Esnek ve değişen işlevler orijinal yapıda konumlanırken yeni yapı, çağdaş sanatın bölgesel koleksiyonlarını barındıran galerilere, ofislere ve depolara ev sahipliği yapıyor. Şeffaf ve prefabrik malzemelerin kullanımı, eski binaya engelsiz bir bakış sağlıyor. Tasarımcılar gelecekte iki yapı arasındaki boşlukta yer alan iç sokağı, yükseltilmiş dış yürüme yoluna bağlamayı hedefliyor.
Fransa’nın Lille şehrinde Parc Arras Europe’un yenilenmesinin bir parçası olarak inşa edilen tiyatro, kapsamlı bir program yelpazesi barındıran çok amaçlı bir belediye binası olarak hizmet veriyor.
Sürgülü kapılar ve pencereler, modüler ve yeniden yapılandırılabilir oturma yerleri, mekânı eğimli bahçeyle bütünleştiren açılıp kapanır cephe kullanımıyla sağlanan esnek kat planı, işlevler için çok sayıda olanak sağlıyor.

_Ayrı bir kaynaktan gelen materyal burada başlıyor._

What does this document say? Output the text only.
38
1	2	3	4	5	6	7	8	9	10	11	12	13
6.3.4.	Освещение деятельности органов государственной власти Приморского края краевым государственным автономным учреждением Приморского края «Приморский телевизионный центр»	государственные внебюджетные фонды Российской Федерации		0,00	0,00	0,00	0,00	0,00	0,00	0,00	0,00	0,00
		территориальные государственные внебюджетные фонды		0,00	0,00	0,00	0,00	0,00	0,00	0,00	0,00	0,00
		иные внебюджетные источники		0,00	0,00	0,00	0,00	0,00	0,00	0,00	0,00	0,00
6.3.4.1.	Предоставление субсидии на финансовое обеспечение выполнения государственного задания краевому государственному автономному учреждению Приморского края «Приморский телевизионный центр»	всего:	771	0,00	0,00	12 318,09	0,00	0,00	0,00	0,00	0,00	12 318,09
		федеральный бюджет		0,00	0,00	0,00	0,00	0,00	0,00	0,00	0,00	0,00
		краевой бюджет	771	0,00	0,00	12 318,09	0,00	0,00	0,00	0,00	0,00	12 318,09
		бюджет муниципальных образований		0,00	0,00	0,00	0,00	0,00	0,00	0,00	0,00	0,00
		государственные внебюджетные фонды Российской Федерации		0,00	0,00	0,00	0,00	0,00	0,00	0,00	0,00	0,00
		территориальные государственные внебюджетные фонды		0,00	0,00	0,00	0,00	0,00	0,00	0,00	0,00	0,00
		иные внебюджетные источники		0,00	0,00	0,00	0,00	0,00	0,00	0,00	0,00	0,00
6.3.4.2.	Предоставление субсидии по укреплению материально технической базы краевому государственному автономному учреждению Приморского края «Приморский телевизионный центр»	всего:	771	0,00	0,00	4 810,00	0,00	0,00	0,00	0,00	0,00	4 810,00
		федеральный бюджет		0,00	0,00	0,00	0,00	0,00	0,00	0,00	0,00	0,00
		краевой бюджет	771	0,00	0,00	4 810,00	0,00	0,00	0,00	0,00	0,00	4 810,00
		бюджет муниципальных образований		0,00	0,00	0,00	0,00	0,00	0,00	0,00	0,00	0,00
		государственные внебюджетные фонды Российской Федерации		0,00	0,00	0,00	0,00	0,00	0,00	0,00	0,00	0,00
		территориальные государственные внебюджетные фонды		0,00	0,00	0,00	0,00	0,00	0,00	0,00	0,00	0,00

1960’larda, büyük ölçekli sosyal konut inşaatı döneminde, Fransa’nın Bordeaux şehrinde inşa edilen on ila on beş kat yüksekliğinde üç bina, 530 daireye ev sahipliği yapıyor.
Paris’teki Bois le Prêtre’nin dönüşümüne benzer şekilde bina cephesi kaldırılıyor ve iç mekanlar dışa doğru genişletilerek biyoklimatik kış bahçeleri veya balkonlar oluşturuluyor.
Bazı birimlerinin boyutunun neredeyse iki katına çıktığı yenileme projesi, sosyal konutun estetik kurallarına meydan okuyan dramatik bir görsel sunuyor.
İsviçre’nin Cenevre şehrinde, Chêne-Bourg belediyesinde konumlanan karma kullanımlı bina, 250 ofise ve zemin katta yer alan ticari alanlara ev sahipliği yapıyor. Bina sakinleri, yakınlardaki yeni yeraltı Chêne-Bourg CEVA tren istasyonuyla birlikte şehre ve zenginleşen olanaklara doğrudan ulaşma imkânı buluyor.
Birimlerdeki yerden tavana uzanan açıklıklar, enerji tasarruflu termal perde kullanımı ve kış bahçesi veya balkon uzantıları, kullanıcılarına maksimum alan, ışık ve sıcaklık sağlıyor.
Mimarlar, modüler ofis tasarımları ve uyarlanabilir düzen şeması ile esnek alanlar yaratıyor. Bunun yanı sıra özel olarak tasarlanan beş kat, ihtiyaç halinde konut veya hizmet alanlarına dönüştürülme imkânı sunuyor.